Yesterday I woke up saying the words fear tries to steal the truth. Even before my eyes were open the words were coming out of my mouth. I wrote them down.
Today I spent most of my day packing and shipping my Heart of Scraps potholders. The line was backed up at the post office because of me. As I placed each package on the scale for Martha, I looked at the address and thought of the person the potholder was going to. I know a little about all of them and more about others. Some I’ve even met. It was satisfying sending all those hearts out into the world.
By the time I got home I knew I’d only have a few hours in the studio. It was really cold today and getting colder as the sun went down. But I had those words from yesterday morning in my head and images swirling around inside of me. I circled the studio till the right color jumped out at me for the backing. Set up the batting and backing then sat at the machine waiting for the right color thread to make itself known. I started with pink. It felt like writing on a chalk board with colored chalk. New designs and images coming out of me.

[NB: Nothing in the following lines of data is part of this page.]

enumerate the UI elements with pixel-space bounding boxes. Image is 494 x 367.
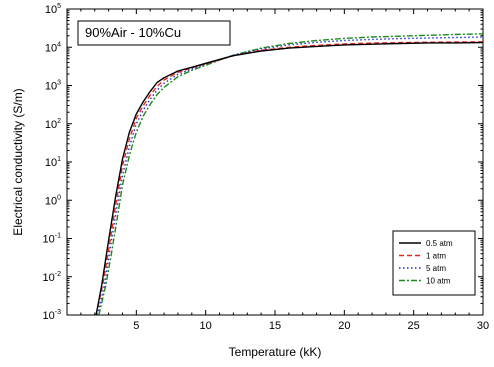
y-tick-label: 105: [45, 3, 61, 16]
x-tick-label: 30: [477, 320, 489, 332]
axis-ticks: 5 10 15 20 25 30 10-3 10-2 10-1 100 101 102 103 104 10…: [43, 3, 490, 332]
y-tick-label: 10-3: [43, 309, 62, 322]
x-tick-label: 20: [338, 320, 350, 332]
y-tick-label: 10-2: [43, 271, 62, 284]
x-tick-label: 10: [200, 320, 212, 332]
legend: 0.5 atm 1 atm 5 atm 10 atm: [392, 230, 476, 296]
legend-label: 1 atm: [426, 252, 446, 261]
x-tick-label: 15: [269, 320, 281, 332]
y-tick-label: 102: [45, 118, 61, 131]
series-line-5-atm: [96, 36, 483, 315]
x-tick-label: 5: [133, 320, 139, 332]
series-line-0-5-atm: [95, 41, 483, 315]
series-line-10-atm: [98, 33, 483, 315]
y-tick-label: 101: [45, 156, 61, 169]
legend-label: 5 atm: [426, 264, 446, 273]
series-layer: [95, 33, 483, 315]
annotation-label: 90%Air - 10%Cu: [85, 25, 181, 40]
legend-label: 0.5 atm: [426, 239, 453, 248]
y-tick-label: 10-1: [43, 233, 62, 246]
legend-label: 10 atm: [426, 277, 451, 286]
y-tick-label: 103: [45, 80, 61, 93]
y-axis-label: Electrical conductivity (S/m): [11, 88, 25, 235]
x-tick-label: 25: [408, 320, 420, 332]
x-axis-label: Temperature (kK): [229, 345, 322, 359]
annotation-box: 90%Air - 10%Cu: [77, 20, 231, 46]
y-tick-label: 104: [45, 41, 61, 54]
y-tick-label: 100: [45, 194, 61, 207]
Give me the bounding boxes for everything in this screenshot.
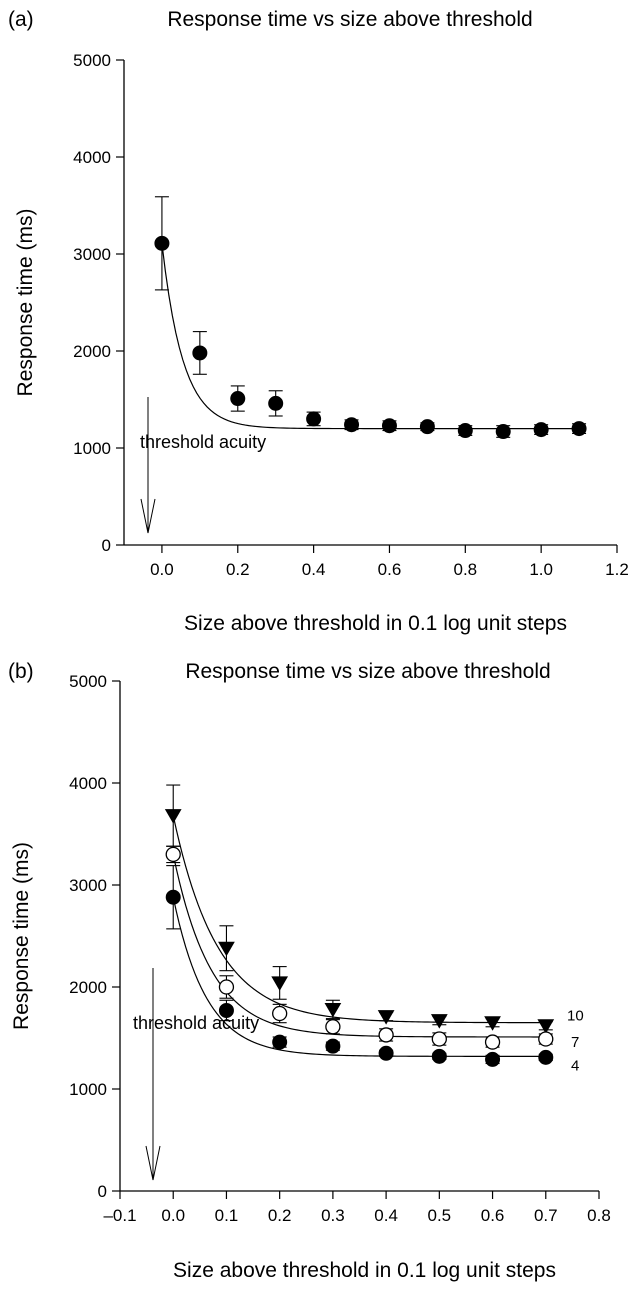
data-point — [218, 979, 235, 995]
data-point — [537, 1019, 555, 1034]
x-tick-label: 0.0 — [161, 1206, 185, 1225]
y-tick-label: 0 — [98, 1182, 107, 1201]
data-point — [218, 1002, 234, 1018]
data-point — [571, 421, 587, 437]
chart-b-svg: (b) Response time vs size above threshold… — [8, 660, 611, 1282]
x-tick-label: 0.1 — [215, 1206, 239, 1225]
data-point — [165, 889, 181, 905]
x-tick-label: 0.8 — [453, 560, 477, 579]
y-tick-label: 3000 — [69, 876, 107, 895]
data-point — [272, 1005, 288, 1022]
x-tick-label: 0.8 — [587, 1206, 611, 1225]
chart-panel-b: (b) Response time vs size above threshold… — [0, 645, 631, 1290]
data-point — [192, 345, 208, 361]
data-point — [230, 391, 246, 407]
data-point — [533, 422, 549, 438]
data-point — [218, 941, 235, 957]
data-point — [154, 235, 170, 251]
x-tick-label: 0.2 — [268, 1206, 292, 1225]
series-label: 7 — [571, 1034, 579, 1051]
y-tick-label: 3000 — [73, 245, 111, 264]
data-point — [324, 1002, 342, 1018]
series-10 — [164, 784, 555, 1034]
y-tick-label: 0 — [102, 536, 111, 555]
series-7 — [165, 845, 554, 1050]
data-point — [484, 1034, 501, 1050]
data-point — [538, 1031, 554, 1047]
data-point — [271, 976, 289, 991]
x-tick-label: 0.6 — [378, 560, 402, 579]
data-point — [495, 424, 511, 440]
data-point — [268, 395, 284, 411]
chart-panel-a: (a) Response time vs size above threshold… — [0, 0, 631, 645]
data-point — [457, 423, 473, 439]
y-axis-label: Response time (ms) — [10, 842, 33, 1030]
data-point — [419, 419, 435, 435]
arrow-head — [140, 498, 156, 534]
data-point — [325, 1038, 341, 1054]
series-4 — [165, 865, 554, 1067]
y-axis-label: Response time (ms) — [14, 209, 37, 397]
fit-curve — [161, 243, 580, 430]
y-tick-label: 4000 — [69, 774, 107, 793]
y-tick-label: 1000 — [69, 1080, 107, 1099]
fit-curve — [172, 854, 546, 1038]
fit-curve — [172, 815, 546, 1024]
data-point — [325, 1019, 341, 1035]
fit-curve — [172, 897, 546, 1057]
series-label: 10 — [567, 1008, 584, 1025]
panel-label: (b) — [8, 660, 34, 683]
data-point — [485, 1051, 501, 1067]
chart-a-svg: (a) Response time vs size above threshold… — [8, 8, 629, 635]
x-tick-label: 0.0 — [150, 560, 174, 579]
data-point — [378, 1027, 394, 1043]
data-point — [431, 1031, 447, 1047]
data-point — [272, 1034, 288, 1050]
chart-title: Response time vs size above threshold — [185, 660, 550, 683]
data-point — [381, 418, 397, 434]
x-tick-label: 0.4 — [302, 560, 326, 579]
series-label: 4 — [571, 1057, 579, 1074]
x-tick-label: 0.3 — [321, 1206, 345, 1225]
data-point — [165, 846, 181, 863]
data-point — [344, 417, 360, 433]
arrow-head — [145, 1145, 161, 1181]
data-point — [484, 1016, 501, 1031]
data-point — [377, 1010, 395, 1025]
x-axis-label: Size above threshold in 0.1 log unit ste… — [184, 612, 567, 635]
x-tick-label: 1.2 — [605, 560, 629, 579]
y-tick-label: 2000 — [73, 342, 111, 361]
panel-label: (a) — [8, 8, 34, 31]
data-point — [430, 1014, 448, 1029]
y-tick-label: 2000 — [69, 978, 107, 997]
data-point — [306, 411, 322, 427]
x-tick-label: 0.2 — [226, 560, 250, 579]
data-point — [538, 1049, 554, 1065]
x-tick-label: –0.1 — [103, 1206, 136, 1225]
series-0 — [154, 196, 587, 440]
x-tick-label: 0.6 — [481, 1206, 505, 1225]
chart-title: Response time vs size above threshold — [167, 8, 532, 31]
y-tick-label: 1000 — [73, 439, 111, 458]
x-tick-label: 1.0 — [529, 560, 553, 579]
x-tick-label: 0.4 — [374, 1206, 398, 1225]
data-point — [164, 809, 182, 824]
y-tick-label: 5000 — [69, 672, 107, 691]
x-tick-label: 0.7 — [534, 1206, 558, 1225]
threshold-annotation: threshold acuity — [140, 432, 266, 452]
y-tick-label: 5000 — [73, 51, 111, 70]
x-tick-label: 0.5 — [428, 1206, 452, 1225]
data-point — [431, 1048, 447, 1064]
x-axis-label: Size above threshold in 0.1 log unit ste… — [173, 1259, 556, 1282]
data-point — [378, 1045, 394, 1061]
threshold-annotation: threshold acuity — [133, 1013, 259, 1033]
y-tick-label: 4000 — [73, 148, 111, 167]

After a while, my bobbin thread ran out and as I was winding it, (which took me three times to get right, I kept doing it wrong) a voice in my head repeated the words, stop now and sleep on it. I had no intention of stopping, I wanted to finish. Then I realized how cold my feet were and that I didn’t want to just finish this piece to be done with it. I wanted the whole thing to be as inspired as it was to this point. So I hung it on the wall and closed up my studio for the night. I’ll sleep on it as the voice suggested and get back to it tomorrow.